Selecciona una palabra y presiona la tecla d para obtener su definición.
Indice
Abajo

La fidalga (gran dama portuguesa)

Concepción Gimeno de Flaquer





No solo denominan fidalga, los portugueses a la hija del país nacida de preclara estirpe; conocemos en Lisboa varias extranjeras residentes en aquella corte, que no poseen ningún título nobiliario y sin embargo son apellidadas fidalgas.

Los portugueses, que siempre han brillado por la cortesía, hacen extensivo el epíteto de fidalga, que en rigor debía pertenecer exclusivamente a las damas de la nobleza portuguesa, a toda señora distinguida, extranjera o compatriota, que tiene aspecto de gran dama, y que demuestra hidalguía en sus acciones.

Para conocer a la señora comme il faut sin tener ningún antecedente de la clase a que pertenece, poseen los portugueses un instinto maravilloso; cuando ellos administran el bautismo de fidalguía, están bien convencidos de que el neófito no ha de apostatar. Efectivamente, ninguna señora de la alta clase media calificada de fidalga entre los portugueses, se ha hecho jamás indigna de tal distinción.

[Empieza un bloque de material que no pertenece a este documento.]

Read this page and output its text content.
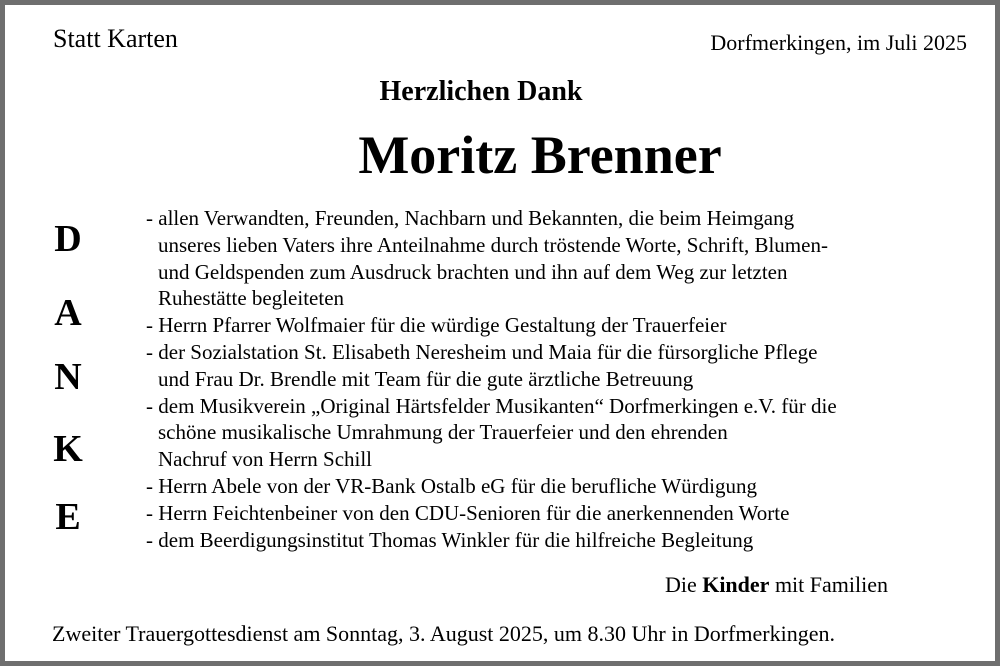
Statt Karten	Dorfmerkingen, im Juli 2025
Herzlichen Dank
Moritz Brenner
D
A
N
K
E
- allen Verwandten, Freunden, Nachbarn und Bekannten, die beim Heimgang
unseres lieben Vaters ihre Anteilnahme durch tröstende Worte, Schrift, Blumen-
und Geldspenden zum Ausdruck brachten und ihn auf dem Weg zur letzten
Ruhestätte begleiteten
- Herrn Pfarrer Wolfmaier für die würdige Gestaltung der Trauerfeier
- der Sozialstation St. Elisabeth Neresheim und Maia für die fürsorgliche Pflege
und Frau Dr. Brendle mit Team für die gute ärztliche Betreuung
- dem Musikverein „Original Härtsfelder Musikanten“ Dorfmerkingen e.V. für die
schöne musikalische Umrahmung der Trauerfeier und den ehrenden
Nachruf von Herrn Schill
- Herrn Abele von der VR-Bank Ostalb eG für die berufliche Würdigung
- Herrn Feichtenbeiner von den CDU-Senioren für die anerkennenden Worte
- dem Beerdigungsinstitut Thomas Winkler für die hilfreiche Begleitung
Die Kinder mit Familien
Zweiter Trauergottesdienst am Sonntag, 3. August 2025, um 8.30 Uhr in Dorfmerkingen.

Entre las señoras extranjeras residentes en Lisboa se hallaba una dama española que, huyendo de su país por abandonar el teatro donde se habían representado sucesos tristísimos que abrieron profundas heridas en su corazón, buscaba bajo el diáfano cielo de Lisboa, lenitivo a su dolor, olvido a sus pesares. Aquella dama vivía en un suntuoso palacio en los alrededores de la corte portuguesa y nadie tenía acceso en él; retirada y oscurecida a pesar de ser joven, rica y bella, ni daba soirées, ni banquetes, ni ninguna fiesta. Parecía sorda a los rumores del mundo, parecía asfixiarse respirando atmósferas sociales y solo aspiraba con fruición las brisas de su jardín. Ningún escudo ostentaba su palacio, ni su carruaje; no obstante, el pueblo portugués la denominaba fidalga, y a causa de su luto, la fidalga preta1.

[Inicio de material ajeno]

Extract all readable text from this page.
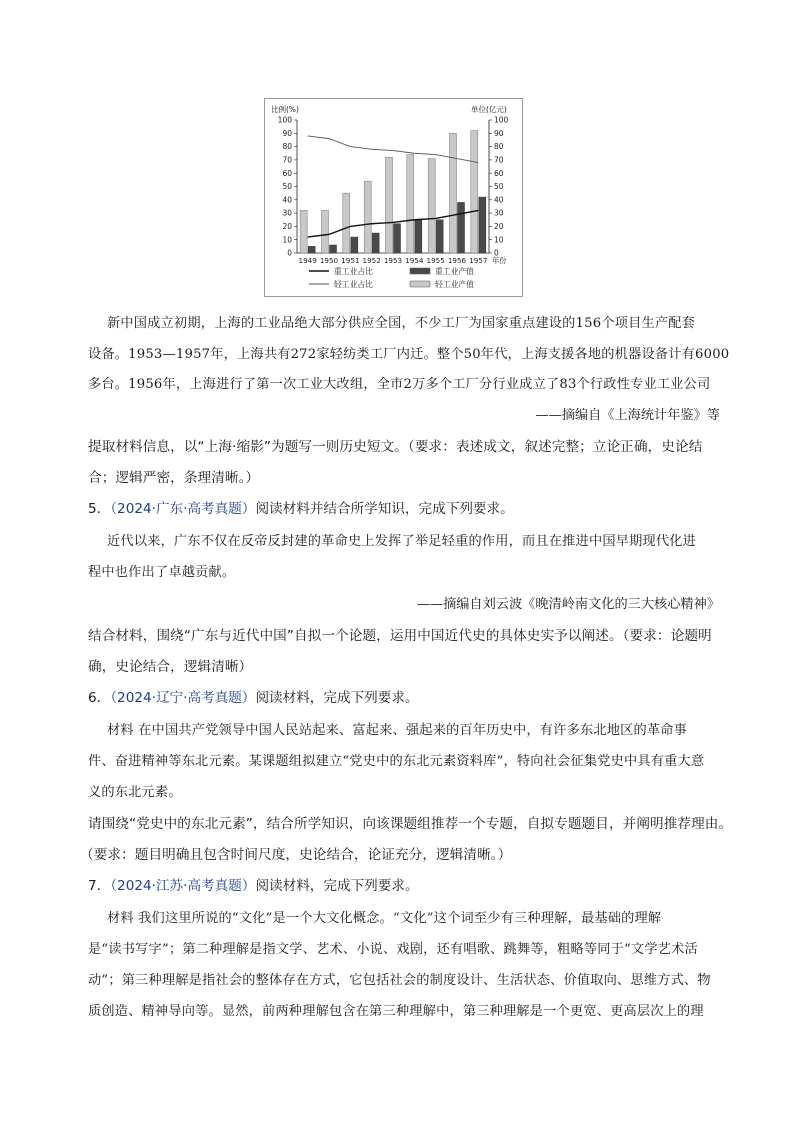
比例(%)	单位(亿元)
0
10
20
30
40
50
60
70
80
90
100
0
10
20
30
40
50
60
70
80
90
100
1949 1950 1951 1952 1953 1954 1955 1956 1957 年份
重工业占比	重工业产值
轻工业占比	轻工业产值
新中国成立初期，上海的工业品绝大部分供应全国，不少工厂为国家重点建设的156个项目生产配套
设备。1953—1957年，上海共有272家轻纺类工厂内迁。整个50年代，上海支援各地的机器设备计有6000
多台。1956年，上海进行了第一次工业大改组，全市2万多个工厂分行业成立了83个行政性专业工业公司
——摘编自《上海统计年鉴》等
提取材料信息，以“上海·缩影”为题写一则历史短文。（要求：表述成文，叙述完整；立论正确，史论结
合；逻辑严密，条理清晰。）
5．（2024·广东·高考真题）阅读材料并结合所学知识，完成下列要求。
近代以来，广东不仅在反帝反封建的革命史上发挥了举足轻重的作用，而且在推进中国早期现代化进
程中也作出了卓越贡献。
——摘编自刘云波《晚清岭南文化的三大核心精神》
结合材料，围绕“广东与近代中国”自拟一个论题，运用中国近代史的具体史实予以阐述。（要求：论题明
确，史论结合，逻辑清晰）
6．（2024·辽宁·高考真题）阅读材料，完成下列要求。
材料 在中国共产党领导中国人民站起来、富起来、强起来的百年历史中，有许多东北地区的革命事
件、奋进精神等东北元素。某课题组拟建立“党史中的东北元素资料库”，特向社会征集党史中具有重大意
义的东北元素。
请围绕“党史中的东北元素”，结合所学知识，向该课题组推荐一个专题，自拟专题题目，并阐明推荐理由。
（要求：题目明确且包含时间尺度，史论结合，论证充分，逻辑清晰。）
7．（2024·江苏·高考真题）阅读材料，完成下列要求。
材料 我们这里所说的“文化”是一个大文化概念。“文化”这个词至少有三种理解，最基础的理解
是“读书写字”；第二种理解是指文学、艺术、小说、戏剧，还有唱歌、跳舞等，粗略等同于“文学艺术活
动”；第三种理解是指社会的整体存在方式，它包括社会的制度设计、生活状态、价值取向、思维方式、物
质创造、精神导向等。显然，前两种理解包含在第三种理解中，第三种理解是一个更宽、更高层次上的理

¿Qué méritos había contraído aquella señora encerrada en su inexpugnable castillo, para obtener las simpatías de los portugueses?

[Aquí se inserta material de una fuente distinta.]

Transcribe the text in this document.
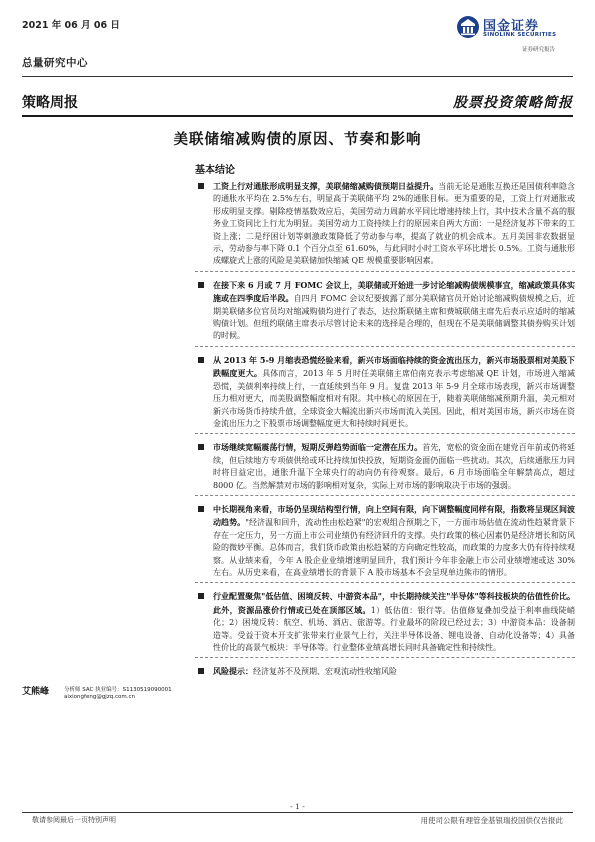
2021 年 06 月 06 日	国金证券
SINOLINK SECURITIES
证券研究报告
总量研究中心
策略周报	股票投资策略简报
美联储缩减购债的原因、节奏和影响
基本结论
工资上行对通胀形成明显支撑，美联储缩减购债预期日益提升。当前无论是通胀互换还是国债利率隐含的通胀水平均在 2.5%左右，明显高于美联储平均 2%的通胀目标。更为重要的是，工资上行对通胀或形成明显支撑。剔除疫情基数效应后，美国劳动力周薪水平同比增速持续上行，其中技术含量不高的服务业工资同比上行尤为明显。美国劳动力工资持续上行的原因来自两大方面：一是经济复苏下带来的工资上涨；二是纾困计划等刺激政策降低了劳动参与率，提高了就业的机会成本。五月美国非农数据显示，劳动参与率下降 0.1 个百分点至 61.60%，与此同时小时工资水平环比增长 0.5%。工资与通胀形成螺旋式上涨的风险是美联储加快缩减 QE 规模重要影响因素。
在接下来 6 月或 7 月 FOMC 会议上，美联储或开始进一步讨论缩减购债规模事宜，缩减政策具体实施或在四季度后半段。自四月 FOMC 会议纪要披露了部分美联储官员开始讨论缩减购债规模之后，近期美联储多位官员均对缩减购债均进行了表态，达拉斯联储主席和费城联储主席先后表示应适时的缩减购债计划。但纽约联储主席表示尽管讨论未来的选择是合理的，但现在不是美联储调整其债券购买计划的时候。
从 2013 年 5-9 月缩表恐慌经验来看，新兴市场面临持续的资金流出压力，新兴市场股票相对美股下跌幅度更大。具体而言，2013 年 5 月时任美联储主席伯南克表示考虑缩减 QE 计划，市场进入缩减恐慌，美债利率持续上行，一直延续到当年 9 月。复盘 2013 年 5-9 月全球市场表现，新兴市场调整压力相对更大，而美股调整幅度相对有限。其中核心的原因在于，随着美联储缩减预期升温，美元相对新兴市场货币持续升值，全球资金大幅流出新兴市场而流入美国。因此，相对美国市场，新兴市场在资金流出压力之下股票市场调整幅度更大和持续时间更长。
市场继续宽幅震荡行情，短期反弹趋势面临一定潜在压力。首先，宽松的资金面在建党百年前或仍将延续，但后续地方专项债供给或环比持续加快投放，短期资金面仍面临一些扰动。其次，后续通胀压力同时将目益定出，通胀升温下全球央行的动向仍有待观察。最后，6 月市场面临全年解禁高点，超过 8000 亿。当然解禁对市场的影响相对复杂，实际上对市场的影响取决于市场的强弱。
中长期视角来看，市场仍呈现结构型行情，向上空间有限，向下调整幅度同样有限，指数将呈现区间波动趋势。"经济温和回升，流动性由松趋紧"的宏观组合预期之下，一方面市场估值在流动性趋紧背景下存在一定压力，另一方面上市公司业绩仍有经济回升的支撑。央行政策的核心因素仍是经济增长和防风险的微妙平衡。总体而言，我们货币政策由松趋紧的方向确定性较高，而政策的力度多大仍有待持续观察。从业绩来看，今年 A 股企业业绩增速明显回升，我们预计今年非金融上市公司业绩增速或达 30%左右。从历史来看，在高业绩增长的背景下 A 股市场基本不会呈现单边熊市的情形。
行业配置聚焦"低估值、困境反转、中游资本品"，中长期持续关注"半导体"等科技板块的估值性价比。此外，资源品涨价行情或已处在顶部区域。1）低估值：银行等。估值修复叠加受益于利率曲线陡峭化；2）困境反转：航空、机场、酒店、旅游等。行业最坏的阶段已经过去；3）中游资本品：设备制造等。受益于资本开支扩张带来行业景气上行，关注半导体设备、锂电设备、自动化设备等；4）具备性价比的高景气板块：半导体等。行业整体业绩高增长同时具备确定性和持续性。
风险提示：经济复苏不及预期、宏观流动性收缩风险
艾熊峰	分析师 SAC 执业编号：S1130519090001
aixiongfeng@gjzq.com.cn
- 1 -
敬请参阅最后一页特别声明	用使司公限有理管金基银瑞投国供仅告报此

La juventud portuguesa, que siempre espera se abran los salones de los extranjeros para gozar de fiestas que rara vez dan los del país, ¿cómo le había perdonado a la española tal reclusión, tan prolongado luto? La española sin intentarlo se lo había hecho perdonar: nobles y plebeyos la querían. Y es que la susodicha señora, aunque no tomaba parte en las reuniones de los aristócratas, recorría las cabañas de los menesterosos y cuando alguna, pobre embarcación había perdido las amarras o se había roto alguna red, daba dinero a los marineros y pescadores para remediar la avería. Vestía a los niños pobres, resarcía a los labradores de la pérdida de la cosecha y propinaba medicamentos a los enfermos, pues poseía algunos conocimientos en la ciencia de curar. La fama de su caridad llegaba a todas partes; las alabanzas que los pobres le dedicaban encontraban eco bajo los artesonados techos de los ricos. Consagrada a la beneficencia, pasaba la vida entre las ínfimas clases sociales; los elegantes solo podían contemplarla en la iglesia, donde aparecía con la majestad de una reina. Era tan noble su arrogancia, tan delicadas sus maneras y exhalaba tan gran perfume de distinción, que causaba gran entusiasmo, ya por su gallardía, ya por su esbeltez y su andar rítmico. Los portugueses le habían hecho justicia al apellidarla fidalga, y nunca tuvieron que arrepentirse de haber incluido en la clase de las fidalgas a la dama española porque la fidalga preta era un tipo acabado de finura, sencillez y generosidad.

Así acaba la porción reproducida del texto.